Giving things free
I have a friend who is part of a religious group which runs a school in tribal Maharashtra. What started off as a small school with 40 students is now a big school with 800 students. This obviously speaks about the popularity of the school.
Why is the school popular?
they provide good lunch, uniform, books, and use amazingly good tools for education. Computers, etc. of course is a given. Seriously the main reason could still be the food -but he believes slowly they will learn and grow better. A few children have now gone for higher studies..and some more are planning to study abroad too.
All this is free. A bus to pick them up and drop them back. A job for many of the parents – making food items for being supplied to the outside world. You too may have eaten their Khakras (if you happen to have bought it in Reliance – one of their very important clients). There is no medical insurance as of now – but recently the organisation picked up the medical bill running into 6 digits. All free of course.
My crib is not about giving things free, just that it becomes addicting and there it becomes unending and almost of no gratitude. Some of the complaints include ‘bus comes to the end of the village’ or things like that.
My take is:
charge a small fee – maybe Rs. 500 if a child fails in an exam. Education is free, but there has to be a responsibility.
bus – 2/3 sets of parents to learn driving and be willing to work as a driver for salary of Rs. 5000 a month. A regular driver costs Rs. 20,000 for a heavy vehicle in a village where such skills are not easy to find.
medical – the ashram should take a medical policy but each employee and each kid to contribute Rs. 100 per month. The real/actual cost is Rs. 300 per person per month. Of course the ashram can enroll people in the PM’s yojana – I will ask them to check out that possibility.
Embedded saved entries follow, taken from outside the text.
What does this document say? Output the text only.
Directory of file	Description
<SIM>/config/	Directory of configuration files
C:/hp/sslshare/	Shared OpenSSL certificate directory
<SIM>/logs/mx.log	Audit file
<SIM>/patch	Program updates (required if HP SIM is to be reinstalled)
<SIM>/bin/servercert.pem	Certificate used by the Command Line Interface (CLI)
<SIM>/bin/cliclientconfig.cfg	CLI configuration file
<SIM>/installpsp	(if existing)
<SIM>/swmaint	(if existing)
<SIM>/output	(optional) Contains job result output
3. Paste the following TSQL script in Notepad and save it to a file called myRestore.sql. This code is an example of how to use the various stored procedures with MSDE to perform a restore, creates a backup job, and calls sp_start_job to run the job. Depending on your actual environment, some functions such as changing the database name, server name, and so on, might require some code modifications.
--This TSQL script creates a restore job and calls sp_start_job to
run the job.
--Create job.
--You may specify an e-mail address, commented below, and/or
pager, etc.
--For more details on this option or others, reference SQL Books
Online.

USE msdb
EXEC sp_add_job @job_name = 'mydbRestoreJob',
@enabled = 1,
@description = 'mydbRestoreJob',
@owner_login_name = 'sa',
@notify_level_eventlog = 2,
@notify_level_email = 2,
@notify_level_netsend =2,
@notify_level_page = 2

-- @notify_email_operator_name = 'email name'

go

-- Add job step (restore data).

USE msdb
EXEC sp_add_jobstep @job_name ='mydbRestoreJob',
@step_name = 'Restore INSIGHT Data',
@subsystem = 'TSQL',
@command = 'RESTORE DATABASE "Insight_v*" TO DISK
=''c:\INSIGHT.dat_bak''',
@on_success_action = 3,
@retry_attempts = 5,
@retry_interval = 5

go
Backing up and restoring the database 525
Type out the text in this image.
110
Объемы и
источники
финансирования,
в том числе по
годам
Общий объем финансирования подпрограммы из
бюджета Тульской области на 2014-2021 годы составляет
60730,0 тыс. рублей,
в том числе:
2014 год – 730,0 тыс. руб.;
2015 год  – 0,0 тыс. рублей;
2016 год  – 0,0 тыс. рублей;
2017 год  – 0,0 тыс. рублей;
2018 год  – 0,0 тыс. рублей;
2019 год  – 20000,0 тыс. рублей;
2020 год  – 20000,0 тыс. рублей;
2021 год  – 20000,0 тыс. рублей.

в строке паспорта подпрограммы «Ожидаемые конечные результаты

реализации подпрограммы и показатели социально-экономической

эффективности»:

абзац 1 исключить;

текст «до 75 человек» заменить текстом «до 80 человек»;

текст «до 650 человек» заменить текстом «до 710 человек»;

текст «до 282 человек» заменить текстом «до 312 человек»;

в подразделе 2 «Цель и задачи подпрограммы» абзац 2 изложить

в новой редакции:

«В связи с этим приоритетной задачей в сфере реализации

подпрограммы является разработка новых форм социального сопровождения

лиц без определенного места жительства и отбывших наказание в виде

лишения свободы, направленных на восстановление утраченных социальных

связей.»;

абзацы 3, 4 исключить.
there is no hospital nearby, so getting a free ambulance is of no use – in fact the car is used to ferry people up to 78 kms – to the nearest hospital.
it is not very difficult for the ashram to get donations, but any activity has to be self sustaining. If the people who earn well (the cook is paid a salary or 20k a month, but does not contribute for his medical care) do not think that they should pay anything for for their own old age needs (pension), risks (medical and disability insurance) or for protecting his family (life insurance)…it may not sustain after some time.
My take on subsidy is – give only to people who appreciate the need for the same. I am happy to pay half the medical premium and term insurance premium for my employees but not full. After all I am not running a business – where it becomes a HR activity – but just a retired person and using the service of a domestic servant.
When a person knows that somebody will pay and take care of all their needs, they tend to be more negligent. Moral hazard, as they say.
Sagar
I completely agree with you on this. The problem with people is that once they get accustomed to free stuff, forget being grateful, they believe that it’s their both right to get it. Case in point is reliance jio. Several of my friends started blaming reliance that they are very selfish when new ‘paid’ plans were announced. Or even the ola and Uber drivers who are striking current, demanding the huge incentives they were getting till date. Their excuse being that they have splurged money all these days and bought cars, apartments on loans without thinking about the future implications, and the companies must now be responsible for their insensible decisions. I guess, our government should also take blame here for doling out free stuff, all for a few votes.
Vidya
I completely second your opinion. Giving things for free makes the people who receive it complacent and end up with an attitude that says they don’t have to lift a finger to earn what they are getting.
Not at all a good thing to inculcate.